BY JACOB OGLES SRQ DAILY MONDAY BUSINESS EDITION MONDAY MAR 4, 2019

New College of Florida for years has boasted a reputation as a small, liberal arts college and a prestigious Ivy League-like part of the State University System. But as the school looks to grow its student body—and with it revenues from tuition and housing fees—the school has fallen short of planned targets.

A five-year plan to grow enrollment counted on New College welcoming 830 students last fall, but the school had just 809 undergraduates. Over winter break, the number contracted more with many students not returning. As of a Board of Trustees meeting last week, the school counted 756 contracts.

“There’s a large assumption we always will lose some in the summer as well,” O’Shea told trustees. Not to mention the school expects 180 to 190 students to graduate this spring.

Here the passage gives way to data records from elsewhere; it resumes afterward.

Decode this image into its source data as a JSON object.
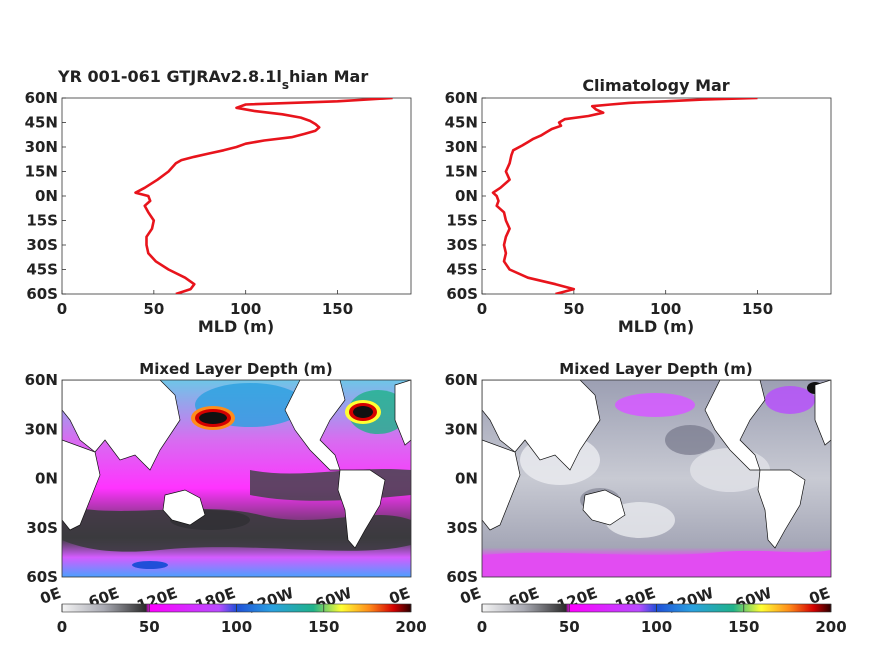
{
  "chart_data": [
    {
      "type": "line",
      "title_main": "YR 001-061 GTJRAv2.8.1l",
      "title_sub": "s",
      "title_tail": "hian Mar",
      "xlabel": "MLD (m)",
      "xlim": [
        0,
        190
      ],
      "ylim": [
        -60,
        60
      ],
      "xticks": [
        "0",
        "50",
        "100",
        "150"
      ],
      "yticks": [
        "60N",
        "45N",
        "30N",
        "15N",
        "0N",
        "15S",
        "30S",
        "45S",
        "60S"
      ],
      "color": "#e8141c",
      "lat": [
        60,
        58,
        56,
        54,
        52,
        50,
        48,
        46,
        44,
        42,
        40,
        38,
        36,
        34,
        32,
        30,
        28,
        26,
        24,
        22,
        20,
        15,
        10,
        5,
        2,
        0,
        -3,
        -6,
        -10,
        -15,
        -20,
        -25,
        -30,
        -35,
        -40,
        -45,
        -50,
        -54,
        -57,
        -60
      ],
      "mld": [
        180,
        150,
        100,
        95,
        105,
        120,
        130,
        135,
        138,
        140,
        138,
        132,
        125,
        110,
        100,
        95,
        88,
        80,
        72,
        65,
        62,
        58,
        52,
        45,
        40,
        47,
        48,
        45,
        47,
        50,
        49,
        46,
        46,
        47,
        51,
        58,
        67,
        72,
        70,
        62
      ]
    },
    {
      "type": "line",
      "title": "Climatology Mar",
      "xlabel": "MLD (m)",
      "xlim": [
        0,
        190
      ],
      "ylim": [
        -60,
        60
      ],
      "xticks": [
        "0",
        "50",
        "100",
        "150"
      ],
      "yticks": [
        "60N",
        "45N",
        "30N",
        "15N",
        "0N",
        "15S",
        "30S",
        "45S",
        "60S"
      ],
      "color": "#e8141c",
      "lat": [
        60,
        59,
        58,
        57,
        56,
        55,
        53,
        51,
        49,
        47,
        45,
        43,
        41,
        39,
        37,
        35,
        33,
        31,
        28,
        25,
        20,
        15,
        10,
        5,
        2,
        0,
        -3,
        -6,
        -10,
        -15,
        -20,
        -25,
        -30,
        -35,
        -40,
        -45,
        -50,
        -54,
        -57,
        -60
      ],
      "mld": [
        150,
        120,
        100,
        80,
        70,
        60,
        62,
        66,
        58,
        45,
        42,
        43,
        38,
        35,
        32,
        28,
        25,
        22,
        17,
        16,
        15,
        13,
        15,
        10,
        6,
        8,
        9,
        8,
        12,
        13,
        15,
        13,
        12,
        13,
        12,
        15,
        25,
        40,
        50,
        40
      ]
    },
    {
      "type": "heatmap",
      "title": "Mixed Layer Depth (m)",
      "xticks": [
        "0E",
        "60E",
        "120E",
        "180E",
        "120W",
        "60W",
        "0E"
      ],
      "yticks": [
        "60N",
        "30N",
        "0N",
        "30S",
        "60S"
      ],
      "colorbar_ticks": [
        "0",
        "50",
        "100",
        "150",
        "200"
      ],
      "clim": [
        0,
        200
      ]
    },
    {
      "type": "heatmap",
      "title": "Mixed Layer Depth (m)",
      "xticks": [
        "0E",
        "60E",
        "120E",
        "180E",
        "120W",
        "60W",
        "0E"
      ],
      "yticks": [
        "60N",
        "30N",
        "0N",
        "30S",
        "60S"
      ],
      "colorbar_ticks": [
        "0",
        "50",
        "100",
        "150",
        "200"
      ],
      "clim": [
        0,
        200
      ]
    }
  ]
}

State officials would like the college to have 860 students come the Fall term. But that means the college needs roughly 300 new students to enroll. It expects about 250.

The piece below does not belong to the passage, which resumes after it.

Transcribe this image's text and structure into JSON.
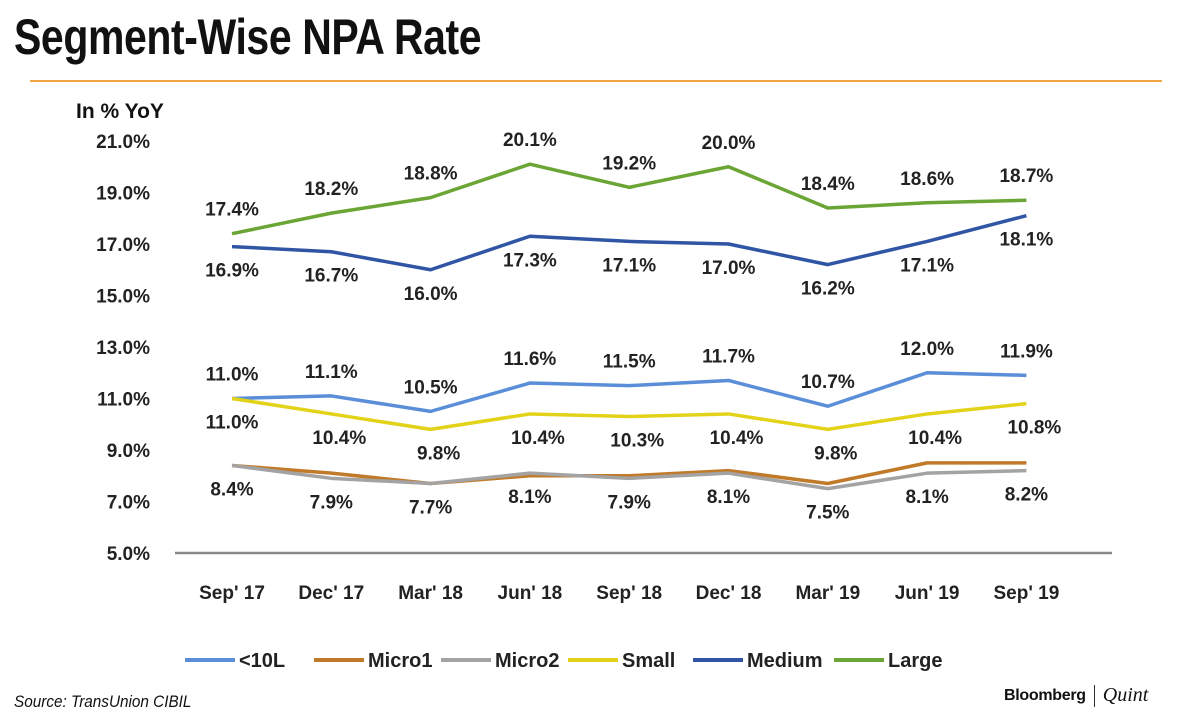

Ana Comer-Woods, New College marketing and communications director, said the school wants to ramp up its recruiting efforts in coming years, and is targeting 10th graders so they will think of New College for college visits next year and applications the following year.

“Our admissions team will work very aggressively to reach students in those younger grades," she said.

Meanwhile, the start has provided funding for a five-year growth plan with the expectation New College will start the Fall term in 2023 with 1,200 students enrolled.

Some trustees expressed alarm at missing early targets. “I’m sorry, but this is the lifeblood of our business,” said Trustee John Lilly. He expressed concern New College officials won’t have any good answers when lawmakers in the Legislative Session, which begins Tuesday, ask for a report on enrollment numbers.

O’Shea said the school faces certain challenges in that five state universities in Florida now have larger Honors programs than New College, and they all have more financial aid available. But New College maintains its reputation as the honors campus.

But O’Shea and Comer-Woods both expressed confidence the five-year target can still be attained. At the same time, the school doesn’t want to lower admissions standards and bring in students who won’t succeed under New College’s rigorous and largely independently driven curriculum.

For the moment, local lawmakers say New College just needs more time.

“They understand they have to move up,” said state Sen. Joe Gruters, R-Sarasota. “They will make it. But you can’t sacrifice the quality of students and everything else they are doing just for sake of growing.”